Tracy's early films at MGM did little to advance his career, but his performance in San Francisco earned him the first of his nine Oscar nominations. He won his first Best Actor Oscar for 1937's Captain Courageous. 1938 was a banner year for Tracy. Around the time the enormously successful Test Pilot was released, Time magazine called Tracy "cinema's number one actor's actor." Tracy not only repeated as Best Actor for playing Father Edward Flanagan in Boys Town, released later that year, he became the first performer to win Oscar for playing a real person who was still living on the night of the ceremony. The success of 1941's Dr. Jekyll and Mr. Hyde made Tracy MGM's biggest star.

1942's Woman of the Year marked the first of Tracy's nine films with Katharine Hepburn. The two soon began a romance that endured for the remainder of Tracy's life. However, Tracy was married to actress Louise Treadwell and refused to get divorced because of his Catholic faith.   Tracy enjoyed two more successes with 1943's A Guy Named Joe and the following year's 30 Seconds Over Tokyo, then co-starred with Hepburn in the romantic comedy Without Love. When that movie was released in 1945, Tracy returned to Broadway and starred in The Rugged Path. Upon returning to Hollywood he appeared in a number of films, including 1950's Father of the Bride, in which he played the title character. He won a Golden Globe for his performance in 1953's The Actress but was denied an Oscar nomination. Two years later, he left MGM. 

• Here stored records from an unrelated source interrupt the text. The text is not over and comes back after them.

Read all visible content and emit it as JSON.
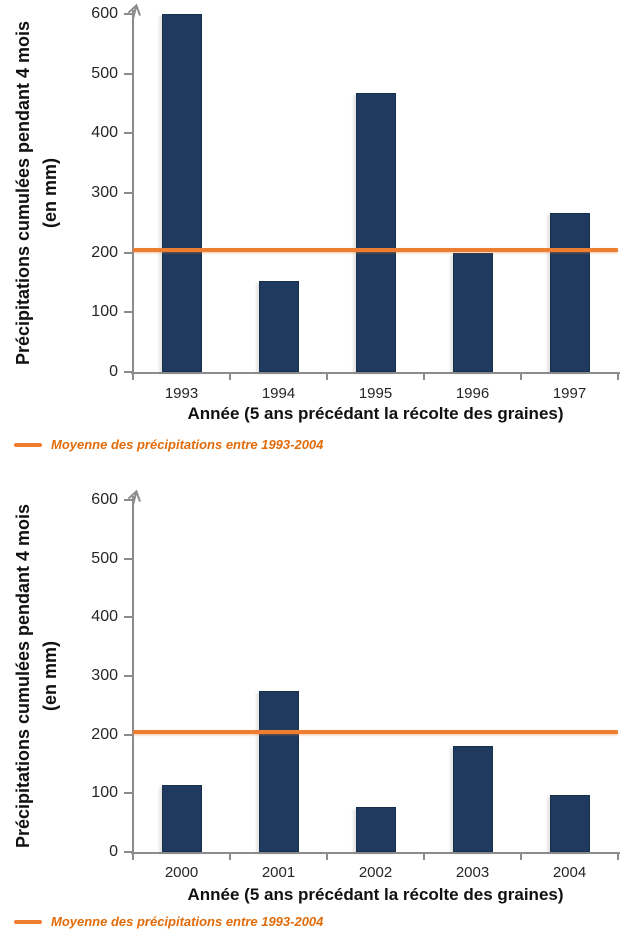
{
  "colors": {
    "bar_fill": "#1f3a5e",
    "bar_border": "#17304c",
    "mean_line": "#ed7d31",
    "axis": "#8c8c8c",
    "tick_text": "#262626",
    "legend_text": "#e26b0a"
  },
  "chart_data": [
    {
      "type": "bar",
      "ylabel": "Précipitations cumulées pendant 4 mois",
      "ylabel_unit": "(en mm)",
      "xlabel": "Année (5 ans précédant la récolte des graines)",
      "categories": [
        "1993",
        "1994",
        "1995",
        "1996",
        "1997"
      ],
      "values": [
        600,
        153,
        467,
        200,
        267
      ],
      "ylim": [
        0,
        600
      ],
      "yticks": [
        0,
        100,
        200,
        300,
        400,
        500,
        600
      ],
      "grid": false,
      "mean_line_value": 204,
      "legend": {
        "position": "bottom-left",
        "label": "Moyenne des précipitations entre 1993-2004"
      }
    },
    {
      "type": "bar",
      "ylabel": "Précipitations cumulées pendant 4 mois",
      "ylabel_unit": "(en mm)",
      "xlabel": "Année (5 ans précédant la récolte des graines)",
      "categories": [
        "2000",
        "2001",
        "2002",
        "2003",
        "2004"
      ],
      "values": [
        115,
        275,
        77,
        180,
        98
      ],
      "ylim": [
        0,
        600
      ],
      "yticks": [
        0,
        100,
        200,
        300,
        400,
        500,
        600
      ],
      "grid": false,
      "mean_line_value": 204,
      "legend": {
        "position": "bottom-left",
        "label": "Moyenne des précipitations entre 1993-2004"
      }
    }
  ]
}
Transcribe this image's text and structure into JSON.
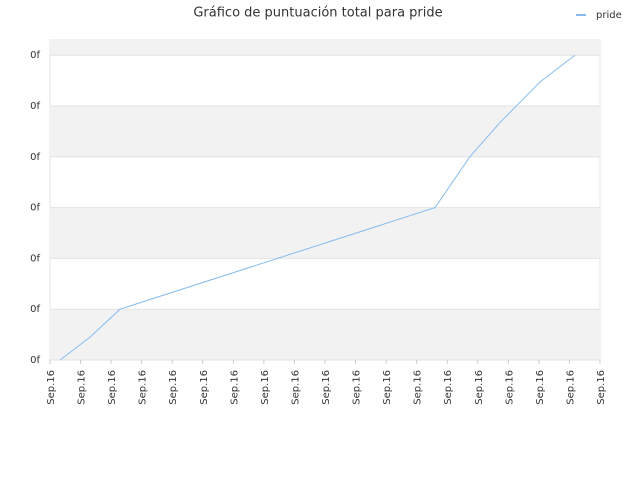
{
  "chart_data": {
    "type": "line",
    "title": "Gráfico de puntuación total para pride",
    "x": [
      0.33,
      1.31,
      2.29,
      12.6,
      13.74,
      14.72,
      16.03,
      17.18
    ],
    "series": [
      {
        "name": "pride",
        "color": "#88bbee",
        "values": [
          0,
          0.45,
          1.0,
          3.0,
          4.0,
          4.67,
          5.47,
          6.0
        ]
      }
    ],
    "xlim": [
      0,
      18
    ],
    "xticks": [
      {
        "value": 0,
        "label": "Sep.16"
      },
      {
        "value": 1,
        "label": "Sep.16"
      },
      {
        "value": 2,
        "label": "Sep.16"
      },
      {
        "value": 3,
        "label": "Sep.16"
      },
      {
        "value": 4,
        "label": "Sep.16"
      },
      {
        "value": 5,
        "label": "Sep.16"
      },
      {
        "value": 6,
        "label": "Sep.16"
      },
      {
        "value": 7,
        "label": "Sep.16"
      },
      {
        "value": 8,
        "label": "Sep.16"
      },
      {
        "value": 9,
        "label": "Sep.16"
      },
      {
        "value": 10,
        "label": "Sep.16"
      },
      {
        "value": 11,
        "label": "Sep.16"
      },
      {
        "value": 12,
        "label": "Sep.16"
      },
      {
        "value": 13,
        "label": "Sep.16"
      },
      {
        "value": 14,
        "label": "Sep.16"
      },
      {
        "value": 15,
        "label": "Sep.16"
      },
      {
        "value": 16,
        "label": "Sep.16"
      },
      {
        "value": 17,
        "label": "Sep.16"
      },
      {
        "value": 18,
        "label": "Sep.16"
      }
    ],
    "ylim": [
      0,
      6.3
    ],
    "yticks": [
      {
        "value": 0,
        "label": "0f"
      },
      {
        "value": 1,
        "label": "0f"
      },
      {
        "value": 2,
        "label": "0f"
      },
      {
        "value": 3,
        "label": "0f"
      },
      {
        "value": 4,
        "label": "0f"
      },
      {
        "value": 5,
        "label": "0f"
      },
      {
        "value": 6,
        "label": "0f"
      }
    ],
    "grid": true,
    "legend": "top-right"
  }
}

Suffering from emphysema and diabetes, Tracy co-starred with Hepburn in 1967's Guess Who's Coming to Dinner, his first film in four years. On June 10, 1967, only weeks after finishing the movie, Tracy suffered a fatal heart attack. Hepburn, who had found him dead, declined to attend Tracy's funeral out of respect for his family. Tracy's final movie earned him his final Oscar nomination, but he lost to In the Heat of the Night's Rod Steiger.